“丢弃随机行"从 pandas 数据框 [英] "Drop random rows" from pandas dataframe
问题描述
在熊猫数据框中,如何删除服从条件的行的随机子集?
In a pandas dataframe, how can I drop a random subset of rows that obey a condition?
换句话说,如果我有一个带有 Label
列的Pandas数据框,我想删除 Label == 1
,但保留其余所有内容:
In other words, if I have a Pandas dataframe with a Label
column, I'd like to drop 50% (or some other percentage) of rows where Label == 1
, but keep all of the rest:
Label A -> Label A
0 1 0 1
0 2 0 2
0 3 0 3
1 10 1 11
1 11 1 12
1 12
1 13
我很想知道这样做的最简单,最pythonic/panda方式!
I'd love to know the simplest and most pythonic/panda-ish way of doing this!

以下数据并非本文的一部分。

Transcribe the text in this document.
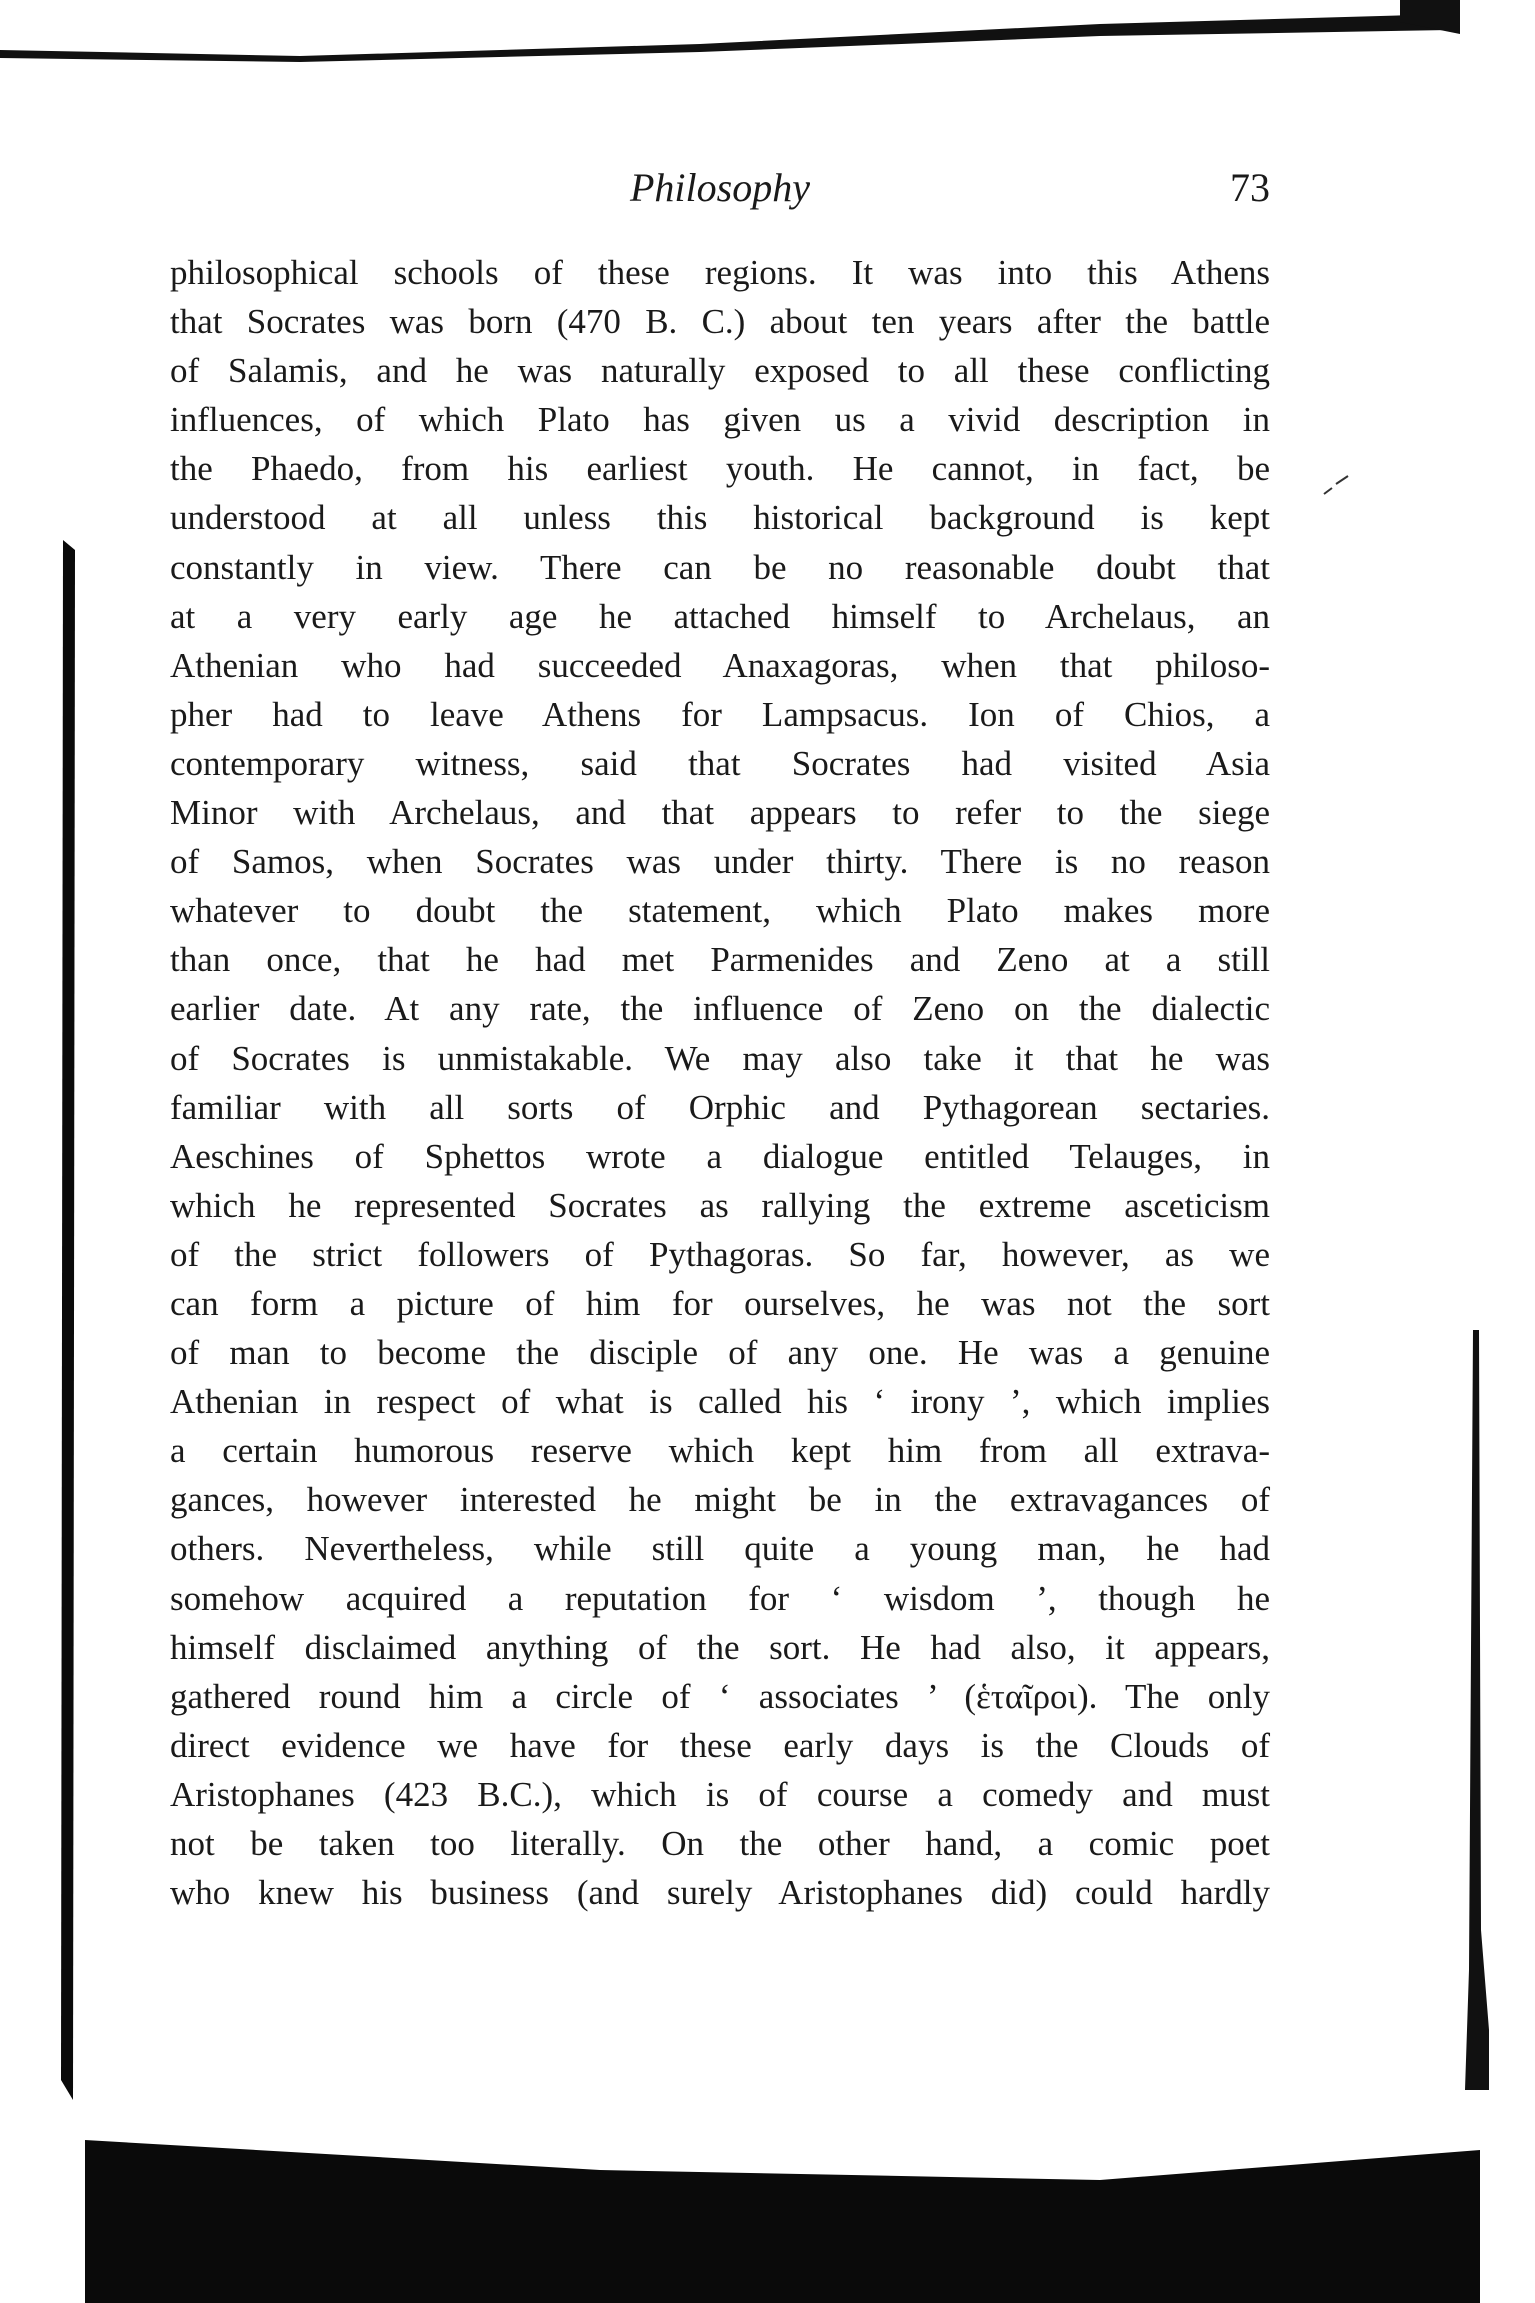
Philosophy	73
philosophical schools of these regions. It was into this Athens
that Socrates was born (470 B. C.) about ten years after the battle
of Salamis, and he was naturally exposed to all these conflicting
influences, of which Plato has given us a vivid description in
the Phaedo, from his earliest youth. He cannot, in fact, be
understood at all unless this historical background is kept
constantly in view. There can be no reasonable doubt that
at a very early age he attached himself to Archelaus, an
Athenian who had succeeded Anaxagoras, when that philoso-
pher had to leave Athens for Lampsacus. Ion of Chios, a
contemporary witness, said that Socrates had visited Asia
Minor with Archelaus, and that appears to refer to the siege
of Samos, when Socrates was under thirty. There is no reason
whatever to doubt the statement, which Plato makes more
than once, that he had met Parmenides and Zeno at a still
earlier date. At any rate, the influence of Zeno on the dialectic
of Socrates is unmistakable. We may also take it that he was
familiar with all sorts of Orphic and Pythagorean sectaries.
Aeschines of Sphettos wrote a dialogue entitled Telauges, in
which he represented Socrates as rallying the extreme asceticism
of the strict followers of Pythagoras. So far, however, as we
can form a picture of him for ourselves, he was not the sort
of man to become the disciple of any one. He was a genuine
Athenian in respect of what is called his ‘ irony ’, which implies
a certain humorous reserve which kept him from all extrava-
gances, however interested he might be in the extravagances of
others. Nevertheless, while still quite a young man, he had
somehow acquired a reputation for ‘ wisdom ’, though he
himself disclaimed anything of the sort. He had also, it appears,
gathered round him a circle of ‘ associates ’ (ἑταῖροι). The only
direct evidence we have for these early days is the Clouds of
Aristophanes (423 B.C.), which is of course a comedy and must
not be taken too literally. On the other hand, a comic poet
who knew his business (and surely Aristophanes did) could hardly
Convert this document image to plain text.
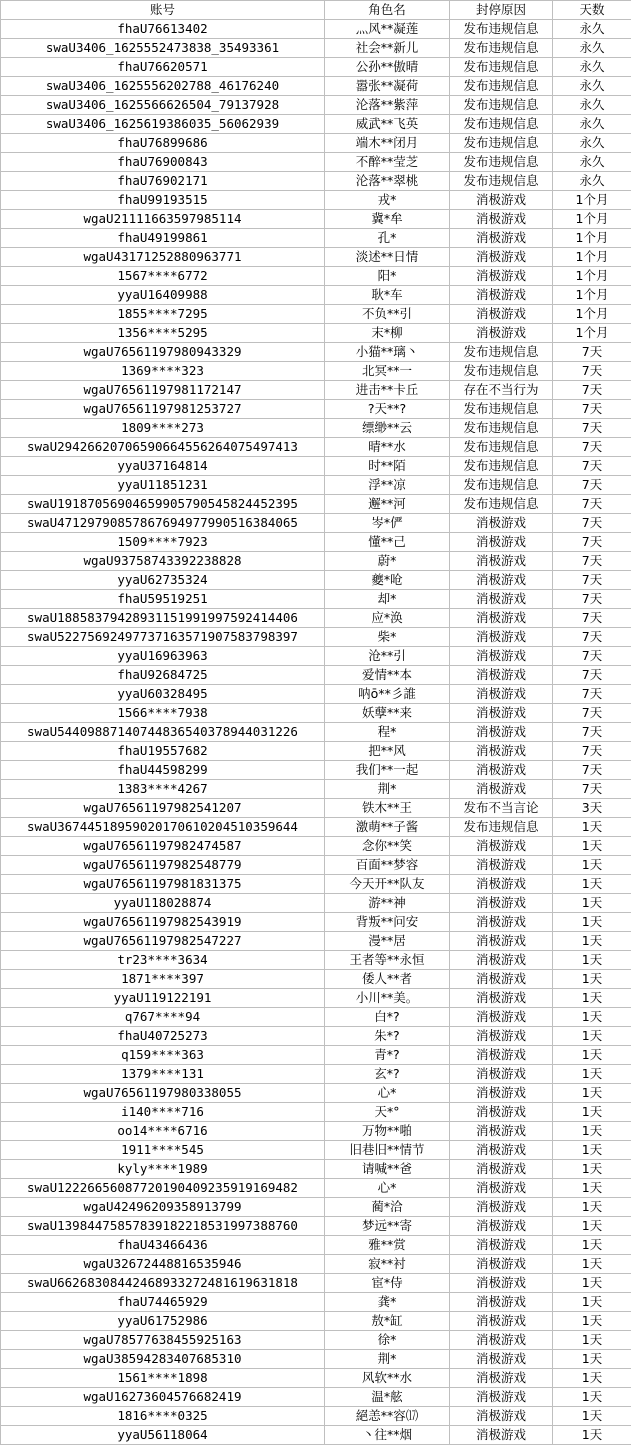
账号	角色名	封停原因	天数
fhaU76613402	灬风**凝莲	发布违规信息	永久
swaU3406_1625552473838_35493361	社会**新儿	发布违规信息	永久
fhaU76620571	公孙**傲晴	发布违规信息	永久
swaU3406_1625556202788_46176240	嚣张**凝荷	发布违规信息	永久
swaU3406_1625566626504_79137928	沦落**紫萍	发布违规信息	永久
swaU3406_1625619386035_56062939	威武**飞英	发布违规信息	永久
fhaU76899686	端木**闭月	发布违规信息	永久
fhaU76900843	不醉**莹芝	发布违规信息	永久
fhaU76902171	沦落**翠桃	发布违规信息	永久
fhaU99193515	戎*	消极游戏	1个月
wgaU21111663597985114	冀*牟	消极游戏	1个月
fhaU49199861	孔*	消极游戏	1个月
wgaU43171252880963771	淡述**日情	消极游戏	1个月
1567****6772	阳*	消极游戏	1个月
yyaU16409988	耿*车	消极游戏	1个月
1855****7295	不负**引	消极游戏	1个月
1356****5295	末*柳	消极游戏	1个月
wgaU76561197980943329	小猫**璃丶	发布违规信息	7天
1369****323	北冥**一	发布违规信息	7天
wgaU76561197981172147	进击**卡丘	存在不当行为	7天
wgaU76561197981253727	?天**?	发布违规信息	7天
1809****273	缥缈**云	发布违规信息	7天
swaU29426620706590664556264075497413	晴**水	发布违规信息	7天
yyaU37164814	时**陌	发布违规信息	7天
yyaU11851231	浮**凉	发布违规信息	7天
swaU19187056904659905790545824452395	邂**河	发布违规信息	7天
swaU47129790857867694977990516384065	岑*俨	消极游戏	7天
1509****7923	懂**己	消极游戏	7天
wgaU93758743392238828	蔚*	消极游戏	7天
yyaU62735324	夔*呛	消极游戏	7天
fhaU59519251	却*	消极游戏	7天
swaU18858379428931151991997592414406	应*涣	消极游戏	7天
swaU52275692497737163571907583798397	柴*	消极游戏	7天
yyaU16963963	沧**引	消极游戏	7天
fhaU92684725	爱情**本	消极游戏	7天
yyaU60328495	呐ō**彡誰	消极游戏	7天
1566****7938	妖孽**来	消极游戏	7天
swaU54409887140744836540378944031226	程*	消极游戏	7天
fhaU19557682	把**风	消极游戏	7天
fhaU44598299	我们**一起	消极游戏	7天
1383****4267	荆*	消极游戏	7天
wgaU76561197982541207	铁木**王	发布不当言论	3天
swaU36744518959020170610204510359644	激萌**子酱	发布违规信息	1天
wgaU76561197982474587	念你**笑	消极游戏	1天
wgaU76561197982548779	百面**梦容	消极游戏	1天
wgaU76561197981831375	今天开**队友	消极游戏	1天
yyaU118028874	游**神	消极游戏	1天
wgaU76561197982543919	背叛**问安	消极游戏	1天
wgaU76561197982547227	漫**居	消极游戏	1天
tr23****3634	王者等**永恒	消极游戏	1天
1871****397	倭人**者	消极游戏	1天
yyaU119122191	小川**美。	消极游戏	1天
q767****94	白*?	消极游戏	1天
fhaU40725273	朱*?	消极游戏	1天
q159****363	青*?	消极游戏	1天
1379****131	玄*?	消极游戏	1天
wgaU76561197980338055	心*	消极游戏	1天
i140****716	天*°	消极游戏	1天
oo14****6716	万物**啪	消极游戏	1天
1911****545	旧巷旧**情节	消极游戏	1天
kyly****1989	请喊**爸	消极游戏	1天
swaU12226656087720190409235919169482	心*	消极游戏	1天
wgaU42496209358913799	蔺*洽	消极游戏	1天
swaU13984475857839182218531997388760	梦远**寄	消极游戏	1天
fhaU43466436	雅**赏	消极游戏	1天
wgaU32672448816535946	寂**衬	消极游戏	1天
swaU66268308442468933272481619631818	宦*侍	消极游戏	1天
fhaU74465929	龚*	消极游戏	1天
yyaU61752986	敖*缸	消极游戏	1天
wgaU78577638455925163	徐*	消极游戏	1天
wgaU38594283407685310	荆*	消极游戏	1天
1561****1898	风软**水	消极游戏	1天
wgaU16273604576682419	温*舷	消极游戏	1天
1816****0325	絕恙**容⒄	消极游戏	1天
yyaU56118064	丶往**烟	消极游戏	1天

This question provides part of an answer, but it only talks about dropping rows by index, disregarding the row values. I'd still like to know how to drop only from rows that are labeled a certain way.
推荐答案
使用 frac
参数
df.sample(frac=.5)
如果您定义要放入变量 n
If you define the amount you want to drop in a variable n
n = .5
df.sample(frac=1 - n)
要包含条件,请使用 drop
df.drop(df.query('Label == 1').sample(frac=.5).index)
Label A
0 0 1
1 0 2
2 0 3
4 1 11
6 1 13
这篇关于“丢弃随机行"从 pandas 数据框的文章就介绍到这了,希望我们推荐的答案对大家有所帮助,也希望大家多多支持IT屋!